Global Landscape - Intervista a Stefano Parisi

Come e quando è avvenuto il tuo approccio al mondo della fotografia? Hai frequentato corsi specifici?
«Ho iniziato a fotografare a vent’anni, principalmente per documentare i viaggi, la mia grande passione. Negli anni ho frequentato diversi workshop fotografici ed approfondito in autonomia lo studio della fotografia. Ho però dall’inizio cercato di alimentare le mie conoscenze del mondo della fotografia frequentando centinaia di mostre fotografiche (una vera scuola di fotografia!) e collezionando libri fotografici, più che dedicarmi alla tecnica, che comunque ho approfondito».

Quale tecnica usi per le tue fotografie? C’è molta post produzione?
«Il mio percorso fotografico si divide in due parti: nella prima ho fotografato prevalentemente a pellicola in bianconero, dedicandomi al reportage ed affidando poi la stampa delle immagini ai migliori stampatori di Milano. Nella seconda parte ho fotografato a colori in digitale, dedicandomi prevalentemente alla fotografia di paesaggio. Anche in questo caso faccio stampare le fotografie. Per quanto riguarda il digitale, la post produzione è ridotta al minimo e non va comunque ad alterare la composizione dell’immagine. In generale, la mia fotografia è molto istintiva e poco o nulla pensata: “vedo un’immagine” e cerco di coglierla al volo, influenzato sicuramente dai maestri ai quali negli anni mi sono ispirato».

Raccontaci qualcosa delle tue influenze fotografiche.
«Potrei citare decine di autori che ho amato e che hanno sicuramente influenzato il mio linguaggio fotografico. Nel periodo in cui fotografavo in bianconero direi Gianni Berengo Gardin, William Klein e Gabriele Basilico su tutti. Attualmente il mio lavoro sul paesaggio risente molto dell’influenza dell’immenso Luigi Ghirri, di quegli autori che hanno partecipato al progetto Viaggio in Italia nel 1984 e dell’onda lunga che questo progetto ha lasciato nel linguaggio fotografico contemporaneo.»

Puoi spiegarci gli scatti della collezione di Alidem per favore? Partiamo da quelli in bianco e nero…
«Alcuni appartengono alla serie Australian Roadhouses del 2006, un lavoro in cui ho documentato dei luoghi di ristoro cercando di farne emergere tutto il loro fascino nell’outback australiano in cui capita sovente di non incontrare nessuno per centinaia di chilometri.

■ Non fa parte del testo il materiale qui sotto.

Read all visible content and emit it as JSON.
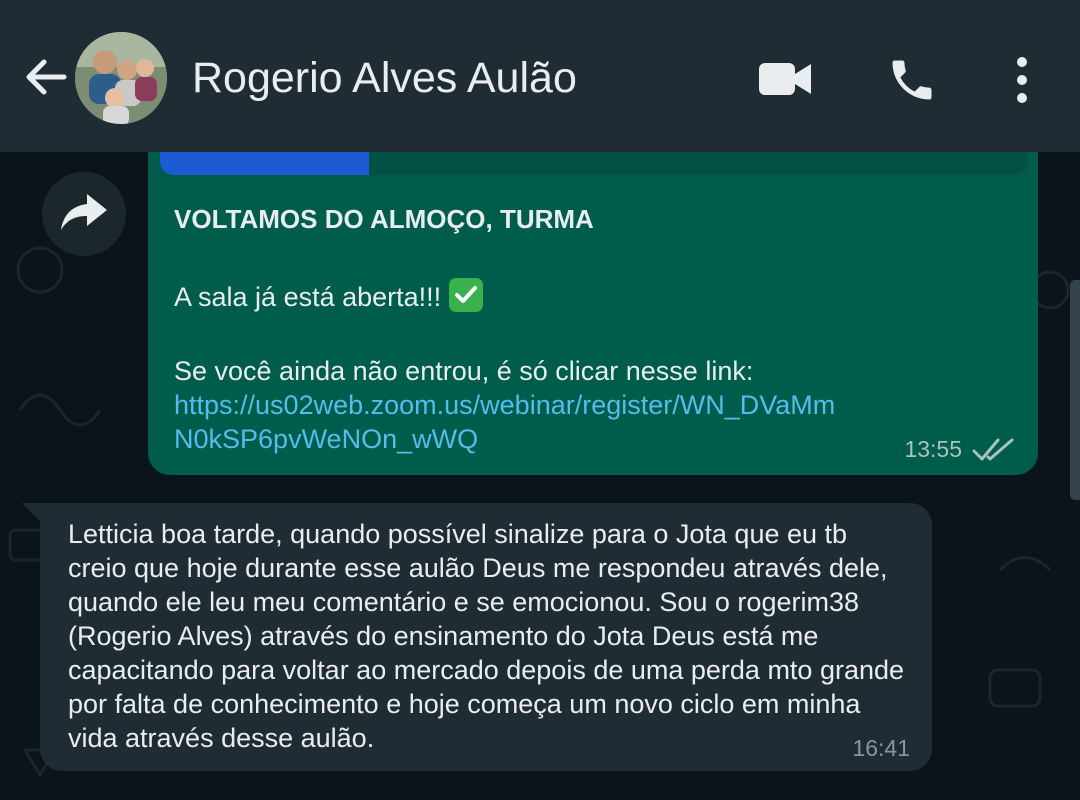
{
  "header": {
    "title": "Rogerio Alves Aulão",
    "back_icon": "arrow-left-icon",
    "video_icon": "video-camera-icon",
    "call_icon": "phone-icon",
    "more_icon": "more-vertical-icon"
  },
  "messages": {
    "outgoing": {
      "heading": "VOLTAMOS DO ALMOÇO, TURMA",
      "line2": "A sala já está aberta!!!",
      "line3": "Se você ainda não entrou, é só clicar nesse link:",
      "link": "https://us02web.zoom.us/webinar/register/WN_DVaMmN0kSP6pvWeNOn_wWQ",
      "time": "13:55",
      "status_icon": "double-check-icon"
    },
    "incoming": {
      "text": "Letticia boa tarde, quando possível sinalize para o Jota que eu tb creio que hoje durante esse aulão Deus me respondeu através dele, quando ele leu meu comentário e se emocionou. Sou o rogerim38 (Rogerio Alves) através do ensinamento do Jota Deus está me capacitando para voltar ao mercado depois de uma perda mto grande por falta de conhecimento e hoje começa um novo ciclo em minha vida através desse aulão.",
      "time": "16:41"
    }
  },
  "colors": {
    "header_bg": "#1f2c34",
    "chat_bg": "#0b141a",
    "outgoing_bubble": "#005c4b",
    "incoming_bubble": "#202c33",
    "link": "#53bdeb"
  }
}
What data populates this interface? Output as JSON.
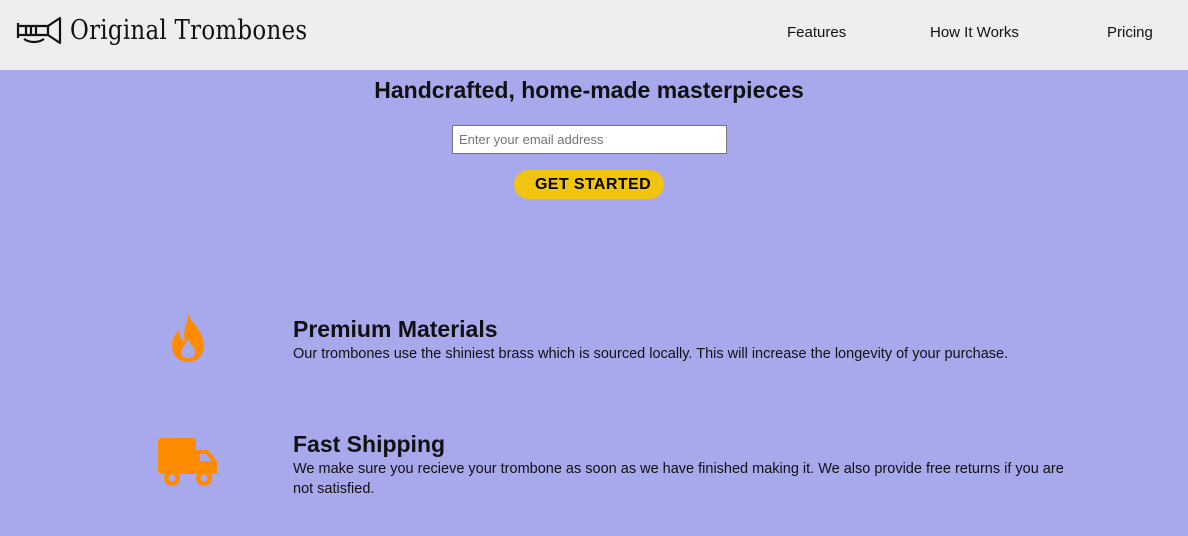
{
  "header": {
    "brand": "Original Trombones",
    "logo_icon": "trombone-icon",
    "nav": [
      {
        "label": "Features"
      },
      {
        "label": "How It Works"
      },
      {
        "label": "Pricing"
      }
    ]
  },
  "hero": {
    "title": "Handcrafted, home-made masterpieces",
    "email_placeholder": "Enter your email address",
    "email_value": "",
    "cta_label": "GET STARTED"
  },
  "features": [
    {
      "icon": "fire-icon",
      "title": "Premium Materials",
      "description": "Our trombones use the shiniest brass which is sourced locally. This will increase the longevity of your purchase."
    },
    {
      "icon": "truck-icon",
      "title": "Fast Shipping",
      "description": "We make sure you recieve your trombone as soon as we have finished making it. We also provide free returns if you are not satisfied."
    }
  ],
  "colors": {
    "page_background": "#a8a8ed",
    "header_background": "#eeeeee",
    "cta_background": "#f1c40f",
    "icon_accent": "#ff8c00"
  }
}
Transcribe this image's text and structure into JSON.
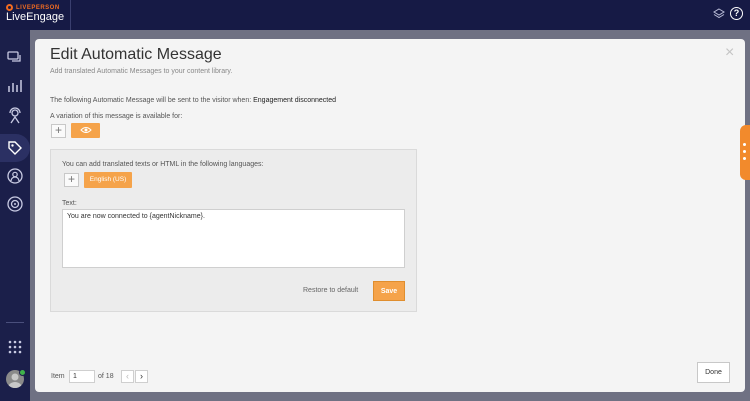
{
  "app": {
    "brand_small": "LIVEPERSON",
    "brand_name": "LiveEngage"
  },
  "topbar": {
    "icons": [
      "layers-icon",
      "help-icon"
    ],
    "help_glyph": "?"
  },
  "sidebar": {
    "items": [
      {
        "name": "messaging-icon"
      },
      {
        "name": "analytics-icon"
      },
      {
        "name": "agent-icon"
      },
      {
        "name": "tags-icon",
        "active": true
      },
      {
        "name": "user-icon"
      },
      {
        "name": "campaign-icon"
      }
    ],
    "apps_icon": "grid-icon"
  },
  "modal": {
    "title": "Edit Automatic Message",
    "subtitle": "Add translated Automatic Messages to your content library.",
    "close_glyph": "×",
    "sent_prefix": "The following Automatic Message will be sent to the visitor when:",
    "sent_event": "Engagement disconnected",
    "variation_label": "A variation of this message is available for:",
    "add_variation_glyph": "+",
    "variation_pill": "👁",
    "panel": {
      "hint": "You can add translated texts or HTML in the following languages:",
      "add_language_glyph": "+",
      "language": "English (US)",
      "text_label": "Text:",
      "text_value": "You are now connected to {agentNickname}.",
      "restore_label": "Restore to default",
      "save_label": "Save"
    },
    "footer": {
      "item_label": "Item",
      "item_value": "1",
      "of_label": "of",
      "total": "18",
      "prev_glyph": "‹",
      "next_glyph": "›",
      "done_label": "Done"
    }
  },
  "colors": {
    "accent_orange": "#f5a34a",
    "nav_dark": "#1b1f4a",
    "status_online": "#3fb24a"
  }
}
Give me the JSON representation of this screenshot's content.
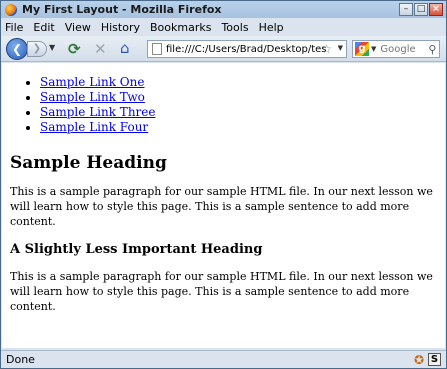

Alcuni appartengono alla serie Carnevale di Ivrea del 2007, un lavoro a cui tengo particolarmente e che ho cercato di documentare in modo diverso dal consueto: bianconero invece del colore, grandangolo invece del teleobiettivo, ovvero un linguaggio utilizzato per risaltare lo spirito della battaglia delle arance che caratterizza questo carnevale».

Invece Global Landscapes?
«Global Landscapes appartiene all’omonima serie a colori, un progetto fotografico che porto avanti da anni sul paesaggio antropizzato contemporaneo. Attraverso immagini scattate in paesi e continenti diversi, cerco di cogliere i segni della globalizzazione che rendono molto più sfumate le differenze tra i diversi luoghi del pianeta. Il paesaggio diventa uguale ovunque. Spazi urbani o ambienti naturali fanno da sfondo a oggetti che da una parte paiono surreali, “fuori posto”, ma che nello stesso tempo sentiamo far parte della nostra vita quotidiana. Guardando le immagini, gli ambienti ci sembrano normali, familiari, ma alla fine ci rimangono impressi dei particolari discordanti, come per esempio il cattivo gusto di un’immagine impressa su un camper».

A cosa ti stai dedicando al momento?
«Oltre a proseguire con lo sviluppo del progetto Global Landscapes, in questo periodo sto analizzando e stampando il materiale prodotto all’Expo. Sto scattando molto anche ai concerti Jazz, altra mia grande passione: vedremo in futuro se riuscirò ad organizzare una mostra sul tema».